Workers at King County’s West Point Treatment Plant continue to be on schedule for restoring the wastewater treatment processes by April 30.
The work to restore wastewater treatment processes at the West Point Treatment Plant by April 30 continues to be on schedule at the King County facility, where a Feb. 9 equipment failure has limited the facility’s wastewater treatment capabilities.
All equipment that is critical to bringing West Point up to full wastewater treatment capability is operational, and now the bulk of the effort is focused on getting biological processes back on line.
No emergency bypasses of highly diluted stormwater and wastewater from the plant have occurred since Feb. 16, and beaches that were temporarily closed immediately following emergency bypasses have been open since Feb. 21.
Wastewater treatment quality and capacity are improving at West Point. Treatment includes screening, primary treatment (grit, solids and scum removal) and disinfection. Added treatment capacity has cut in half the volume of solids discharged through the plant’s deepwater outfall into Puget Sound.
As part of West Point’s restoration, King County will temporarily increase truck traffic from the plant to haul primary sludge and biosolids. Up to 13 solids trucks spread out over a 24-hour period could be expected during the next seven to 10 days.
Progress report for Thursday, April 13:
King County employees and contractors are working on a variety of projects at West Point this week:
• Crews are performing tank cleaning over the next seven to 10 days that could result is some nuisance odors that might be detectable in areas near the West Point Treatment Plant. The facility has a 24-hour odor control hotline - 206-263-3801.

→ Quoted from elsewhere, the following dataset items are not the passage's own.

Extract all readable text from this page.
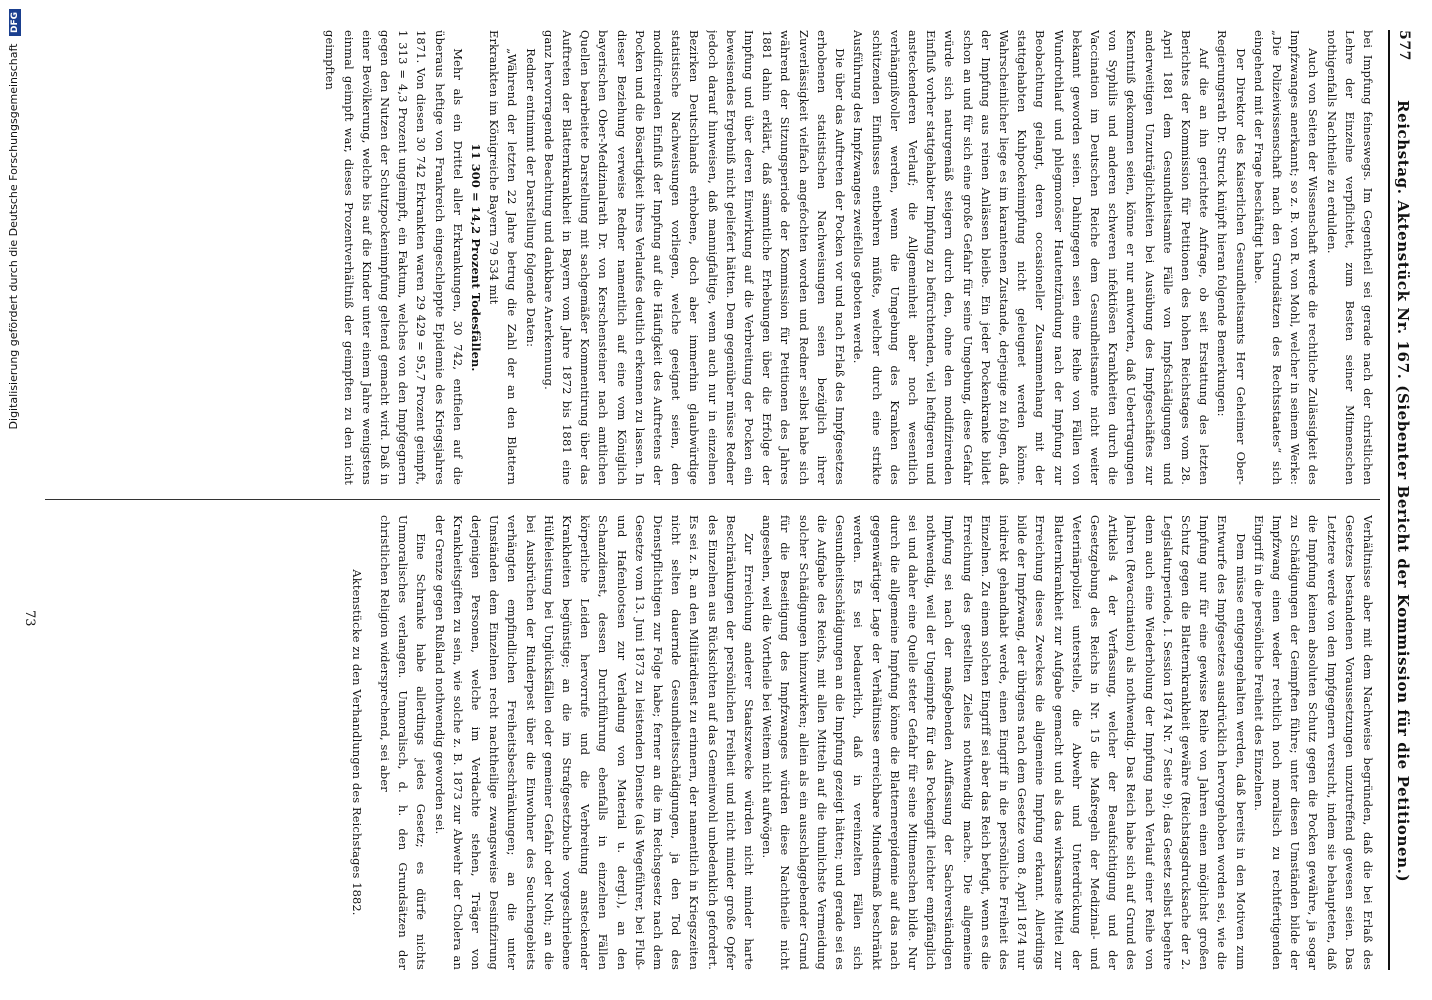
577
Reichstag. Aktenstück Nr. 167. (Siebenter Bericht der Kommission für die Petitionen.)

bei Impfung feineswegs. Im Gegentheil sei gerade nach der christlichen Lehre der Einzelne verpflichtet, zum Besten seiner Mitmenschen nothigenfalls Nachtheile zu erdulden.

Auch von Seiten der Wissenschaft werde die rechtliche Zulässigkeit des Impfzwanges anerkannt; so z. B. von R. von Mohl, welcher in seinem Werke: „Die Polizeiwissenschaft nach den Grundsätzen des Rechtsstaates“ sich eingehend mit der Frage beschäftigt habe.

Der Direktor des Kaiserlichen Gesundheitsamts Herr Geheimer Ober-Regierungsrath Dr. Struck knüpft hieran folgende Bemerkungen:

Auf die an ihn gerichtete Anfrage, ob seit Erstattung des letzten Berichtes der Kommission für Petitionen des hohen Reichstages vom 28. April 1881 dem Gesundheitsamte Fälle von Impfschädigungen und anderweitigen Unzuträglichkeiten bei Ausübung des Impfgeschäftes zur Kenntniß gekommen seien, könne er nur antworten, daß Uebertragungen von Syphilis und anderen schweren infektiösen Krankheiten durch die Vaccination im Deutschen Reiche dem Gesundheitsamte nicht weiter bekannt geworden seien. Dahingegen seien eine Reihe von Fällen von Wundrothlauf und phlegmonöser Hautentzündung nach der Impfung zur Beobachtung gelangt, deren occasioneller Zusammenhang mit der stattgehabten Kuhpockenimpfung nicht geleugnet werden könne. Wahrscheinlicher liege es im karantenen Zustande, derjenige zu folgen, daß der Impfung aus reinen Anlässen bleibe. Ein jeder Pockenkranke bildet schon an und für sich eine große Gefahr für seine Umgebung, diese Gefahr würde sich naturgemäß steigern durch den, ohne den modifizirenden Einfluß vorher stattgehabter Impfung zu befürchtenden, viel heftigeren und ansteckenderen Verlauf; die Allgemeinheit aber noch wesentlich verhängnißvoller werden, wenn die Umgebung des Kranken des schützenden Einflusses entbehren müßte, welcher durch eine strikte Ausführung des Impfzwanges zweifellos geboten werde.

Die über das Auftreten der Pocken vor und nach Erlaß des Impfgesetzes erhobenen statistischen Nachweisungen seien bezüglich ihrer Zuverlässigkeit vielfach angefochten worden und Redner selbst habe sich während der Sitzungsperiode der Kommission für Petitionen des Jahres 1881 dahin erklärt, daß sämmtliche Erhebungen über die Erfolge der Impfung und über deren Einwirkung auf die Verbreitung der Pocken ein beweisendes Ergebniß nicht geliefert hätten. Dem gegenüber müsse Redner jedoch darauf hinweisen, daß mannigfaltige, wenn auch nur in einzelnen Bezirken Deutschlands erhobene, doch aber immerhin glaubwürdige statistische Nachweisungen vorliegen, welche geeignet seien, den modificirenden Einfluß der Impfung auf die Häufigkeit des Auftretens der Pocken und die Bösartigkeit ihres Verlaufes deutlich erkennen zu lassen. In dieser Beziehung verweise Redner namentlich auf eine vom Königlich bayerischen Ober-Medizinalrath Dr. von Kerschensteiner nach amtlichen Quellen bearbeitete Darstellung mit sachgemäßer Kommentirung über das Auftreten der Blatternkrankheit in Bayern vom Jahre 1872 bis 1881 eine ganz hervorragende Beachtung und dankbare Anerkennung.

Redner entnimmt der Darstellung folgende Daten:

„Während der letzten 22 Jahre betrug die Zahl der an den Blattern Erkrankten im Königreiche Bayern 79 534 mit

11 300 = 14,2 Prozent Todesfällen.

Mehr als ein Drittel aller Erkrankungen, 30 742, entfielen auf die überaus heftige von Frankreich eingeschleppte Epidemie des Kriegsjahres 1871. Von diesen 30 742 Erkrankten waren 29 429 = 95,7 Prozent geimpft, 1 313 = 4,3 Prozent ungeimpft, ein Faktum, welches von den Impfgegnern gegen den Nutzen der Schutzpockenimpfung geltend gemacht wird. Daß in einer Bevölkerung, welche bis auf die Kinder unter einem Jahre wenigstens einmal geimpft war, dieses Prozentverhältniß der geimpften zu den nicht geimpften

Verhältnisse aber mit dem Nachweise begründen, daß die bei Erlaß des Gesetzes bestandenen Voraussetzungen unzutreffend gewesen seien. Das Letztere werde von den Impfgegnern versucht, indem sie behaupteten, daß die Impfung keinen absoluten Schutz gegen die Pocken gewähre, ja sogar zu Schädigungen der Geimpften führe; unter diesen Umständen bilde der Impfzwang einen weder rechtlich noch moralisch zu rechtfertigenden Eingriff in die persönliche Freiheit des Einzelnen.

Dem müsse entgegengehalten werden, daß bereits in den Motiven zum Entwurfe des Impfgesetzes ausdrücklich hervorgehoben worden sei, wie die Impfung nur für eine gewisse Reihe von Jahren einen möglichst großen Schutz gegen die Blatternkrankheit gewähre (Reichstagsdrucksache der 2. Legislaturperiode, I. Session 1874 Nr. 7 Seite 9); das Gesetz selbst begehre denn auch eine Wiederholung der Impfung nach Verlauf einer Reihe von Jahren (Revaccination) als nothwendig. Das Reich habe sich auf Grund des Artikels 4 der Verfassung, welcher der Beaufsichtigung und der Gesetzgebung des Reichs in Nr. 15 die Maßregeln der Medizinal- und Veterinärpolizei unterstelle, die Abwehr und Unterdrückung der Blatternkrankheit zur Aufgabe gemacht und als das wirksamste Mittel zur Erreichung dieses Zweckes die allgemeine Impfung erkannt. Allerdings bilde der Impfzwang, der übrigens nach dem Gesetze vom 8. April 1874 nur indirekt gehandhabt werde, einen Eingriff in die persönliche Freiheit des Einzelnen. Zu einem solchen Eingriff sei aber das Reich befugt, wenn es die Erreichung des gestellten Zieles nothwendig mache. Die allgemeine Impfung sei nach der maßgebenden Auffassung der Sachverständigen nothwendig, weil der Ungeimpfte für das Pockengift leichter empfänglich sei und daher eine Quelle steter Gefahr für seine Mitmenschen bilde. Nur durch die allgemeine Impfung könne die Blatternerepidemie auf das nach gegenwärtiger Lage der Verhältnisse erreichbare Mindestmaß beschränkt werden. Es sei bedauerlich, daß in vereinzelten Fällen sich Gesundheitsschädigungen an die Impfung gezeigt hätten; und gerade sei es die Aufgabe des Reichs, mit allen Mitteln auf die thunlichste Vermeidung solcher Schädigungen hinzuwirken; allein als ein ausschlaggebender Grund für die Beseitigung des Impfzwanges würden diese Nachtheile nicht angesehen, weil die Vortheile bei Weitem nicht aufwögen.

Zur Erreichung anderer Staatszwecke würden nicht minder harte Beschränkungen der persönlichen Freiheit und nicht minder große Opfer des Einzelnen aus Rücksichten auf das Gemeinwohl unbedenklich gefordert. Es sei z. B. an den Militärdienst zu erinnern, der namentlich in Kriegszeiten nicht selten dauernde Gesundheitsschädigungen, ja den Tod des Dienstpflichtigen zur Folge habe; ferner an die im Reichsgesetz nach dem Gesetze vom 13. Juni 1873 zu leistenden Dienste (als Wegeführer, bei Fluß- und Hafenlootsen zur Verladung von Material u. dergl.), an den Schanzdienst, dessen Durchführung ebenfalls in einzelnen Fällen körperliche Leiden hervorrufe und die Verbreitung ansteckender Krankheiten begünstige; an die im Strafgesetzbuche vorgeschriebene Hülfeleistung bei Unglücksfällen oder gemeiner Gefahr oder Noth; an die bei Ausbrüchen der Rinderpest über die Einwohner des Seuchengebiets verhängten empfindlichen Freiheitsbeschränkungen; an die unter Umständen dem Einzelnen recht nachtheilige zwangsweise Desinfizirung derjenigen Personen, welche im Verdachte stehen, Träger von Krankheitsgiften zu sein, wie solche z. B. 1873 zur Abwehr der Cholera an der Grenze gegen Rußland nothwendig geworden sei.

Eine Schranke habe allerdings jedes Gesetz; es dürfe nichts Unmoralisches verlangen. Unmoralisch, d. h. den Grundsätzen der christlichen Religion widersprechend, sei aber

Aktenstücke zu den Verhandlungen des Reichstages 1882.

73
Digitalisierung gefördert durch die Deutsche Forschungsgemeinschaft DFG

• Work to restore healthy biology to the secondary treatment systems continues to be the bulk of the remaining work. Crews have brought four anaerobic digesters online and up to their operating temperature, with a fifth digester expected to come online within the next few days.
• Workers have been carefully feeding sludge from the primary treatment process to the microorganisms that are at the core of the anaerobic digestion process by breaking down the organic solids that remain following the primary treatment process.
• Equipment repair and replacement projects continue, including electrical panel installations, which are being done as soon as new panels arrive at the plant.
• Insulation work on warm-water pipes is concluding, with just a small amount of work remaining to cover various pipe joints and other small areas.
Significant rainfall isn’t anticipated for the next several days. During heavy rainstorms when the volume of stormwater and wastewater flowing into the plant appears to approach the upper limit of its current treatment capacity, plant operators can avoid an emergency bypass by diverting some of the flow headed toward West Point to other wastewater treatment facilities.